Friday, July 25, 2014

Membangun dan Melahirkan Kecintaan Terhadap Pengembangan Teknologi Pertanian Indonesia yang Berdayasaing



Apabila kita melihat penemuan canggih terkait dengan teknologi pertanian. Diantaranya dapat meringankan berbagai pekerjaan manusia. Tidak hanya pekerjaan yang terkait dengan industri besar saja, pekerjaan yang biasa dikerjakan secara tradisional seperti di bidang pertanian juga membutuhkannya. Transfer teknologi pertanian dari masyarakat kampus ke masyarakat tani hendaknya berlangsung secara lancar. Untuk itu diperlukan berbagai media atau transformator, antara lain melalui pengembangan budaya dialog antara masyarakat kampus dan masyarakat tani. Memasyarakatkan teknologi pertanian memang bukan hanya tugas pemerintah semata, namun menjadi tanggung jawab berbagai pihak, baik itu perguruan tinggi, dunia usaha dan LSM.
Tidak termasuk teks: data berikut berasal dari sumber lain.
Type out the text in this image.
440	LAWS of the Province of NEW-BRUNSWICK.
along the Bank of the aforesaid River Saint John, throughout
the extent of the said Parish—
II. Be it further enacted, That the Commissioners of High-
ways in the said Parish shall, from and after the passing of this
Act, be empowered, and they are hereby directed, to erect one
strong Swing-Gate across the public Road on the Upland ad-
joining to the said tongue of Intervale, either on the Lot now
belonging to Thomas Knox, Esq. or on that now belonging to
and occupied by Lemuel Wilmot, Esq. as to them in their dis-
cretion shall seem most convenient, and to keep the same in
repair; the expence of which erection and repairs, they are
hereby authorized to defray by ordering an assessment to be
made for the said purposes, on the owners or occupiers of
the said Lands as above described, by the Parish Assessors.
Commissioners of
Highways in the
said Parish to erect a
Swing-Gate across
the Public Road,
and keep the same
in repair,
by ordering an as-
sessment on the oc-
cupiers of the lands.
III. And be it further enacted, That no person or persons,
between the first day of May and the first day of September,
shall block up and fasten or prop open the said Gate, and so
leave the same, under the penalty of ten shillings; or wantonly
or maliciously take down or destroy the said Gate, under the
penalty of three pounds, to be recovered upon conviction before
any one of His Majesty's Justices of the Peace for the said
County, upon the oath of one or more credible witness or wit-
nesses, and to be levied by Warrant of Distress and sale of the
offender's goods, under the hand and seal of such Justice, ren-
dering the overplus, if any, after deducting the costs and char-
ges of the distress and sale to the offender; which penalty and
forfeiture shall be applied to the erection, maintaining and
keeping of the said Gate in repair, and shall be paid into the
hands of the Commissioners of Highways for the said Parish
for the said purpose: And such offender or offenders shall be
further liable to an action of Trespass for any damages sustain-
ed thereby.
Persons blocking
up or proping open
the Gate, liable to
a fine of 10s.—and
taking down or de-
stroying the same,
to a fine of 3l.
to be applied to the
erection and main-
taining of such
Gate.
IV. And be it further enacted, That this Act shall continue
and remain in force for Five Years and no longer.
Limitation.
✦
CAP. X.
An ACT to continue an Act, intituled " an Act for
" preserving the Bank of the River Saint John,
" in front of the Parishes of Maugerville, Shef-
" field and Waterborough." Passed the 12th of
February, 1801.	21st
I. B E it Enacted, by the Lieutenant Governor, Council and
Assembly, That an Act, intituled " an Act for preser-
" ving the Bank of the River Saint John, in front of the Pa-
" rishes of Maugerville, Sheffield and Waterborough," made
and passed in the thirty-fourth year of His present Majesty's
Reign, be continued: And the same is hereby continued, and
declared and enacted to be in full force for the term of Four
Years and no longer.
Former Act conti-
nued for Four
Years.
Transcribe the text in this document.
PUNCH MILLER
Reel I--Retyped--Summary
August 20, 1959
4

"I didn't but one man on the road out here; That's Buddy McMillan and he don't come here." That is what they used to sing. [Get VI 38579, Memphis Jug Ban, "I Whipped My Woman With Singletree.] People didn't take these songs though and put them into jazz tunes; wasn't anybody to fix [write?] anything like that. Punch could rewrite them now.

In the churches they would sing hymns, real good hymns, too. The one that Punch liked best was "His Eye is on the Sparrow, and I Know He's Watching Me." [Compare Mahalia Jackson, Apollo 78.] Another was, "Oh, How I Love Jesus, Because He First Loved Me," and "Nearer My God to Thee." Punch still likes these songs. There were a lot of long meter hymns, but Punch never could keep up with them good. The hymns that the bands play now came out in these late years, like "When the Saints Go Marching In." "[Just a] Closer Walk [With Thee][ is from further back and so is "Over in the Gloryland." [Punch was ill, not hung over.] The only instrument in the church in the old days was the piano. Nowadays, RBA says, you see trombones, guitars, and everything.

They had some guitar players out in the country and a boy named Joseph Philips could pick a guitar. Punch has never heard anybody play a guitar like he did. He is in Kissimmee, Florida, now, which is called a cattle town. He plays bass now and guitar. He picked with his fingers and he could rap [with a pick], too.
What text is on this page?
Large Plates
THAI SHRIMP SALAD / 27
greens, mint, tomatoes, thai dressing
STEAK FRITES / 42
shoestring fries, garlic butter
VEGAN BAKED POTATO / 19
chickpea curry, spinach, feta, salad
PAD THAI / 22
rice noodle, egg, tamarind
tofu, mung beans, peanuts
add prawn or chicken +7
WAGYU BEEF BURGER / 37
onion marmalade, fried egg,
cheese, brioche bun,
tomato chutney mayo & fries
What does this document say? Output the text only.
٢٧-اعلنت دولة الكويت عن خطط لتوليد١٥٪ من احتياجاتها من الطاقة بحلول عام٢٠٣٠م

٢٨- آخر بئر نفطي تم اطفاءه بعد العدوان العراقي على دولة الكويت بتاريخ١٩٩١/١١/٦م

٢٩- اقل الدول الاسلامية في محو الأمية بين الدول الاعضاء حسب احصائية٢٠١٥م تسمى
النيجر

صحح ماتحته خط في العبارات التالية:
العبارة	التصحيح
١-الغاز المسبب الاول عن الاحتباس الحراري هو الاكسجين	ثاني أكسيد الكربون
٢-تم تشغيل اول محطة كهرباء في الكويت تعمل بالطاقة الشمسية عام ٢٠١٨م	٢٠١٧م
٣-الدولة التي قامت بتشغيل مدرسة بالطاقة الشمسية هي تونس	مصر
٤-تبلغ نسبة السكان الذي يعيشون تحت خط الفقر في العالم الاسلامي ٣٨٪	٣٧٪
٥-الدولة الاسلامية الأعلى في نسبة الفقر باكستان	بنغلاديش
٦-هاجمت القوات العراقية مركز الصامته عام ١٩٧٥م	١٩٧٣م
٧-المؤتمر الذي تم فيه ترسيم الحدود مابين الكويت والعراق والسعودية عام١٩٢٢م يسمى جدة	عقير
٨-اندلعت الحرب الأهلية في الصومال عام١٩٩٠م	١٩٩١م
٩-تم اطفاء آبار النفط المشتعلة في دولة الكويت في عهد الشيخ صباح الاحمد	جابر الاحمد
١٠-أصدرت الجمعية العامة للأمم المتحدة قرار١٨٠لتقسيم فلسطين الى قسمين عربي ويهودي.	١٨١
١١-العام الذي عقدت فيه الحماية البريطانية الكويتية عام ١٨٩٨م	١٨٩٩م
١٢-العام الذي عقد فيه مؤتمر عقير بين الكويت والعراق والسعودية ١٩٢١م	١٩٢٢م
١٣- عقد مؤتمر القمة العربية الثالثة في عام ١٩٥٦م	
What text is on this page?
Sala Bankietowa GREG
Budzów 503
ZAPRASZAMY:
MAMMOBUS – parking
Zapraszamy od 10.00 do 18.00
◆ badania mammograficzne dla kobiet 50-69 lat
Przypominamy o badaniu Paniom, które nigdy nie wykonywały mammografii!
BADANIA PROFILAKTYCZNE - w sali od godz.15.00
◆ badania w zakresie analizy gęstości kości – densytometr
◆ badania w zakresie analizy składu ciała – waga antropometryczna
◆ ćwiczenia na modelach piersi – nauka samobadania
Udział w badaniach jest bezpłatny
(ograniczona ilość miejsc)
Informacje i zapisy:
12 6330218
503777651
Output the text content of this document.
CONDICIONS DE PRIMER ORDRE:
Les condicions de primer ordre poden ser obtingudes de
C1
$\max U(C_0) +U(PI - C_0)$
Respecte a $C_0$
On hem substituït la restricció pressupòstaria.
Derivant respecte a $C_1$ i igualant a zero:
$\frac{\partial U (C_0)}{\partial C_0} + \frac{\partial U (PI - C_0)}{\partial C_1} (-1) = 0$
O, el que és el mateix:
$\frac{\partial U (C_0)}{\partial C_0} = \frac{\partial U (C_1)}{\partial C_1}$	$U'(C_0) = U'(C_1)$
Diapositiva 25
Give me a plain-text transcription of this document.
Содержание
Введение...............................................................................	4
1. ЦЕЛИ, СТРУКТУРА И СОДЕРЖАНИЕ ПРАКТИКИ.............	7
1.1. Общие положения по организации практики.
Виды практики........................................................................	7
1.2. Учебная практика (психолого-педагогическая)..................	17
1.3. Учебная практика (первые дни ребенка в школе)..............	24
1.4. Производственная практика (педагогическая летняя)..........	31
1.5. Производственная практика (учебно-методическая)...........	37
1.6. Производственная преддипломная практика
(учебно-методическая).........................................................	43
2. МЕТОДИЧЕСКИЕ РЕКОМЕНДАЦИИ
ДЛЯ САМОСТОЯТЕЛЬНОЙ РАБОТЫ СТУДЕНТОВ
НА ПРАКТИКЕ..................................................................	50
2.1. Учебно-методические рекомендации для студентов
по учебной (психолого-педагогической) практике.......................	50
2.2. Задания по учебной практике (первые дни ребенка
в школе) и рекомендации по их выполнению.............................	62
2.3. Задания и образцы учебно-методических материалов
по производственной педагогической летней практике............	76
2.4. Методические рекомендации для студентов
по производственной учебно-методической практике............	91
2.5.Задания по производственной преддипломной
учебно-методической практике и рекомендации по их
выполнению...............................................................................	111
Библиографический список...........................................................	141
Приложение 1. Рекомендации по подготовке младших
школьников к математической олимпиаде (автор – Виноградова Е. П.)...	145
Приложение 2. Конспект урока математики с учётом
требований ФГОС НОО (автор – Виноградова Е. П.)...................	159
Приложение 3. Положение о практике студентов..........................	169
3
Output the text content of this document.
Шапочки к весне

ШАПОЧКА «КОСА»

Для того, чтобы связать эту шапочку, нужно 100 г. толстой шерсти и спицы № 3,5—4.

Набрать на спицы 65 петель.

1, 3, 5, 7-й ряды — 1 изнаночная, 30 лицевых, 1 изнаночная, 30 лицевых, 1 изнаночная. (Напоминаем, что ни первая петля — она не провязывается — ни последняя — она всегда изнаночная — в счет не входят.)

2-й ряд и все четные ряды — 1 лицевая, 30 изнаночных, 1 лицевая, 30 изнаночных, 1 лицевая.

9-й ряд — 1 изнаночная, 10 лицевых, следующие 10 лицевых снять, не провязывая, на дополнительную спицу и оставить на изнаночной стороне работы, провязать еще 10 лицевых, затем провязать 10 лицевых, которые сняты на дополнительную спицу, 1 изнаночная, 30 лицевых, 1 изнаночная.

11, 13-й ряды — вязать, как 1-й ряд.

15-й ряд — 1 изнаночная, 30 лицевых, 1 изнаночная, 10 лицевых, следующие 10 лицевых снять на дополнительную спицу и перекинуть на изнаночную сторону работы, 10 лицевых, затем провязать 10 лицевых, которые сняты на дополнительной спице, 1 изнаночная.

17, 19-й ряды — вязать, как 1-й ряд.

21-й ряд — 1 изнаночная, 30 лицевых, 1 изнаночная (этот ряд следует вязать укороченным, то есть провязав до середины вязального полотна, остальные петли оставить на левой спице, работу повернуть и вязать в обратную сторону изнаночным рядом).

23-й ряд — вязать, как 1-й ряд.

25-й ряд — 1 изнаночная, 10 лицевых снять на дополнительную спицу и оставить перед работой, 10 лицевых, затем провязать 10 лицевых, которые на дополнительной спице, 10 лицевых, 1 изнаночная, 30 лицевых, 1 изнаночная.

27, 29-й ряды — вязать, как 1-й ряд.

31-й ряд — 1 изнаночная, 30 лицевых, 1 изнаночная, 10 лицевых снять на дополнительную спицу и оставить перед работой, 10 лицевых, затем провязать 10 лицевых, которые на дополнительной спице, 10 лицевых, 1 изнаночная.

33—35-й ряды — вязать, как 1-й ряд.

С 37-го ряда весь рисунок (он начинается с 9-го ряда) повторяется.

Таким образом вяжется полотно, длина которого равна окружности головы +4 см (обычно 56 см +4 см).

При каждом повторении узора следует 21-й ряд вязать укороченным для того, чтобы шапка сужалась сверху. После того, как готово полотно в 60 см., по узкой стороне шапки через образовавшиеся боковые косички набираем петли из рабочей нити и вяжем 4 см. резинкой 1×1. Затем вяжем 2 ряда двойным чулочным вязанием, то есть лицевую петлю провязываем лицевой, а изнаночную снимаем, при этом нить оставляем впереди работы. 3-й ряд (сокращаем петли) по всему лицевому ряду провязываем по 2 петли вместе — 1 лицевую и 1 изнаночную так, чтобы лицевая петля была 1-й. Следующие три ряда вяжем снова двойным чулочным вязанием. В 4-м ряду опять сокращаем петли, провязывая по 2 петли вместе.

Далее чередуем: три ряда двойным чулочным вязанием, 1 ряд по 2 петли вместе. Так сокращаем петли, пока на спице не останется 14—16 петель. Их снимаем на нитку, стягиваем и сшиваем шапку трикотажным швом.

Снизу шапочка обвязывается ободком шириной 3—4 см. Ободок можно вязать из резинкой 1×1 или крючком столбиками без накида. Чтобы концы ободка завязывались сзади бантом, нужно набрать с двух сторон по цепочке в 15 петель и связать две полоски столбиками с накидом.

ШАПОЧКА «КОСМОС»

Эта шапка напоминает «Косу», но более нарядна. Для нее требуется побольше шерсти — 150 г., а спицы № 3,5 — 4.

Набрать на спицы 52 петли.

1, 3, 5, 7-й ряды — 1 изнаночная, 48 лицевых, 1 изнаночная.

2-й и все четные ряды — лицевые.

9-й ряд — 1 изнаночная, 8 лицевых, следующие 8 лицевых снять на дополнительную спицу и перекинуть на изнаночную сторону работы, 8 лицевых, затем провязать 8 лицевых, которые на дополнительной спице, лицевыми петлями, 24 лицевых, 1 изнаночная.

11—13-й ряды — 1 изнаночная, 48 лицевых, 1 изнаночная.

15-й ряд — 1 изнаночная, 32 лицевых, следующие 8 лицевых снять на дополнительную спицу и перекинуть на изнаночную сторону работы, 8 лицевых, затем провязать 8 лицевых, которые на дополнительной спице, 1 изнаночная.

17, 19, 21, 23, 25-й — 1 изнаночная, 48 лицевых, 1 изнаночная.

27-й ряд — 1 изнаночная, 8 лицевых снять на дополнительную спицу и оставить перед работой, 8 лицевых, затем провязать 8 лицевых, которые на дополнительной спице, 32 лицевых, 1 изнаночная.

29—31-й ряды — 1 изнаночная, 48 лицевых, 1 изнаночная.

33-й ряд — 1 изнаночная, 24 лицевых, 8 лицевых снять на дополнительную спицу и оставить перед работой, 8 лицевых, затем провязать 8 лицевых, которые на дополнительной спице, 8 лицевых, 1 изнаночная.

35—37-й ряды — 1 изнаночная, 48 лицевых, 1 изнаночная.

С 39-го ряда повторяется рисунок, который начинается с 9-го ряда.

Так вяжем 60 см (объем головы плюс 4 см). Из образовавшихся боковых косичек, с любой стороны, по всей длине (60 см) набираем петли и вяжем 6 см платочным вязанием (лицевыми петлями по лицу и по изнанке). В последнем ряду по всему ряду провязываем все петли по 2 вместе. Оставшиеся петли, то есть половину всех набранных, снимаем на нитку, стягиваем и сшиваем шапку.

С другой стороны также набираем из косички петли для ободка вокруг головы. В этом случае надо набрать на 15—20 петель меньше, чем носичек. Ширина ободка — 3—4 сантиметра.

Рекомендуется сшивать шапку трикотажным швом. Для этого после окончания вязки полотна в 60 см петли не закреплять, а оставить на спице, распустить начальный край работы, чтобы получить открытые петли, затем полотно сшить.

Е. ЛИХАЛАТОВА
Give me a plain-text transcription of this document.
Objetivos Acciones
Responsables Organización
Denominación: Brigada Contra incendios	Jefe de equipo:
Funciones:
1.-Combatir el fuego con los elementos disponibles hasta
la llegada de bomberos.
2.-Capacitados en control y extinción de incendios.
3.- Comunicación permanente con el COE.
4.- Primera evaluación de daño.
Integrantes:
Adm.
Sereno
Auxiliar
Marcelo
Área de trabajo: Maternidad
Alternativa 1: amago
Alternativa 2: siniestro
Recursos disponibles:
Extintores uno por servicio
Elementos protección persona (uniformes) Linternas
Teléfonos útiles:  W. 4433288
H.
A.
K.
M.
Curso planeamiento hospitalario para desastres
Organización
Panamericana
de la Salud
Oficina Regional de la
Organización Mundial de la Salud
Sebagai contoh Surono Danu, sejak 1985, praktis memusatkan penelitiannya pada ketiga jenis padi itu. Dari hasil persilangan benih itu, 10 tahun kemudian ia menemukan benih padi yang berusia 150 hari. Dan, tujuh tahun kemudian--dengan rumus ciptaan dan pengetahuan yang dimilikinya--Surono akhirnya menemukan benih padi berusia 135 hari. Meski hasilnya cukup spektakuler, Surono belum puas juga. Ia masih terus meneliti dan tahun 1997 ditemukanlah benih padi berusia 105 hari. Benih padi itu pun ia beri nama Sertani 1. Serangkaian nama lain penemu yakni Abdul Jamil Ridho & Niti Soedigdo – Penemu Varietas Unggul Singkong Raksasa dan lain sebagainya. Negeri Indonesia tercinta yang memiliki kekayaan alam yang luar biasa yang hasil penemuanna kita pakai sebagai hasil penemuan inovasi internasional. 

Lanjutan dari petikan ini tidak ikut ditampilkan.